Dois rapazes em um caminhão são parados num bloqueio. Para mostrar intimidade com o condutor, o passageiro dispara: Ele é meu primo e viemos de São Paulo para fazer uma mudança. O policial pergunta: Como é o nome da mãe dele?A resposta é denunciadora: É... Não sei... É que a gente é primo por consideração, sustenta o rapaz.
O ocupante de um outro carro diz que estava em um bar e que os R$ 3 mil que levava consigo não era para comprar mercadorias. O senhor é cigarreiro?, questiona o policial. Não senhor. Já fui preso por isso e cadeia nunca mais. Aquilo é lugar de homem sim, mas de homem sem vergonha, fala.
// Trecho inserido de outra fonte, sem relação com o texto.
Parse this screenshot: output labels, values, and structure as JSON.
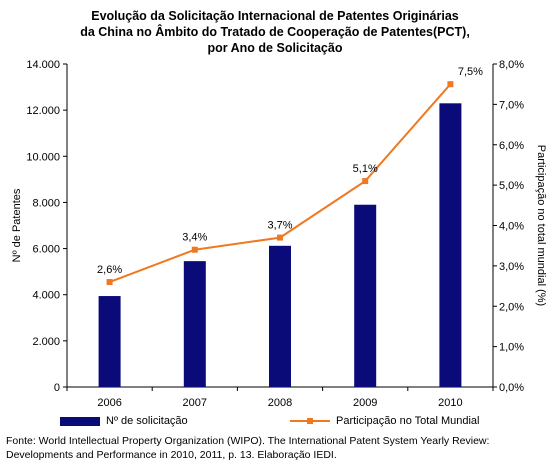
{
  "title_lines": [
    "Evolução da Solicitação Internacional de Patentes Originárias",
    "da China no Âmbito do Tratado de Cooperação de Patentes(PCT),",
    "por Ano de Solicitação"
  ],
  "chart_data": {
    "type": "bar+line",
    "categories": [
      "2006",
      "2007",
      "2008",
      "2009",
      "2010"
    ],
    "series": [
      {
        "name": "Nº de solicitação",
        "type": "bar",
        "axis": "left",
        "color": "#0a0a78",
        "values": [
          3942,
          5455,
          6120,
          7900,
          12296
        ]
      },
      {
        "name": "Participação no Total Mundial",
        "type": "line",
        "axis": "right",
        "color": "#f07820",
        "values": [
          2.6,
          3.4,
          3.7,
          5.1,
          7.5
        ],
        "data_labels": [
          "2,6%",
          "3,4%",
          "3,7%",
          "5,1%",
          "7,5%"
        ]
      }
    ],
    "ylabel_left": "Nº de Patentes",
    "ylabel_right": "Participação no total mundial (%)",
    "ylim_left": [
      0,
      14000
    ],
    "ylim_right": [
      0,
      8
    ],
    "left_ticks": [
      "0",
      "2.000",
      "4.000",
      "6.000",
      "8.000",
      "10.000",
      "12.000",
      "14.000"
    ],
    "right_ticks": [
      "0,0%",
      "1,0%",
      "2,0%",
      "3,0%",
      "4,0%",
      "5,0%",
      "6,0%",
      "7,0%",
      "8,0%"
    ],
    "grid": false,
    "legend_position": "bottom"
  },
  "source_lines": [
    "Fonte: World Intellectual Property Organization (WIPO). The International Patent System Yearly Review:",
    "Developments and Performance in 2010, 2011, p. 13. Elaboração IEDI."
  ]
}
Com o carro quebrado numa estrada rural, os três ocupantes são surpreendidos pela Polícia. Quem aqui tem passagem?, pergunta duas vezes o policial. Todos ficam quietos. Pela última vez: quem tem passagem?. Eu tenho, mas porque comprei um carro que só depois descobri que parece que tinha sido roubado, admite um deles. Em consulta ao sistema judicial, a PRF descobre que ele tem antecedentes em Minas Gerais, São Paulo, Paraná e Rio Grande do Sul. Boa parte por contrabando e descaminho.
Vieram fazer o que aqui?, continua o PRF. Turismo, afirma outro homem. Já foi conhecer as Sete Quedas, então?, completa o policial. Sim, são muito bonitas, aponta o homem, se esquecendo que as quedas foram inundadas pelo Lago de Itaipu. (L.A.)